The question states:
Show $$\lim_\limits{n\to\infty}\mathbb{E}[g(X_n)] = g(c)$$ Where $X_n$ is a sequence of Random Variables. We discerned that $g(X_n) \rightarrow g(c)$ in probability, where $g$ is a continuous and bounded function, and also uniformly continuous on $[c-\delta, c+\delta]$. Also $X_n \rightarrow c$ in probability. The hint says, to rewrite $\mathbb{E}[g(X_n)-g(c)]$ as: $$\mathbb{E}[(g(X_n) - g(c))\mathbb{1}_{|g(X_n)-g(c)| \leq \epsilon}] + \mathbb{E}[(g(X_n) - g(c))\mathbb{1}_{|g(X_n)-g(c)| > \epsilon}]$$for all $\epsilon>0$.
The way I thought about it is if $|g(X_n) - g(c)| > \epsilon$, then we know by convergence in probability that $$\mathbb{P}(|g(X_n) - g(c)| > \epsilon) = 0, n \rightarrow \infty$$
Also, we know that $|g(X_n) - g(c)| \leq \epsilon$, which we can show by limit definition that the limit of $g(X_n)$ is $g(c)$.
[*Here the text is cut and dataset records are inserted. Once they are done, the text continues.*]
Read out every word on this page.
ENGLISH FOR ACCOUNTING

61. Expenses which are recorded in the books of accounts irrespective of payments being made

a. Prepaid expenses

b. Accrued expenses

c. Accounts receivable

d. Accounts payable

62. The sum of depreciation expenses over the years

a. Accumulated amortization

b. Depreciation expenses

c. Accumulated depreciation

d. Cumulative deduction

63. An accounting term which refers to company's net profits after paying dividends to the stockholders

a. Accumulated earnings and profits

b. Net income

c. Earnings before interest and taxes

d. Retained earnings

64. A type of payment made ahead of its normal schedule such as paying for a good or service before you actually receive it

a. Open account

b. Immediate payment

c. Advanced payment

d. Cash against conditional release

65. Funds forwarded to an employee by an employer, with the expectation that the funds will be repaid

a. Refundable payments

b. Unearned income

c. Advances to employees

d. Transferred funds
Thus the expectation must be $0$, thus by linearity of Expectation we get that:
$$\mathbb{E}[g(X_n)-g(c)] = \mathbb{E}[g(X_n)] - \mathbb{E}[g(c)] = 0$$
Thus $$\lim_\limits{n\to\infty} \mathbb{E}[g(X_n)] = g(c)$$
But I don't think this is correct. If someone had any tips, it would be appreciated.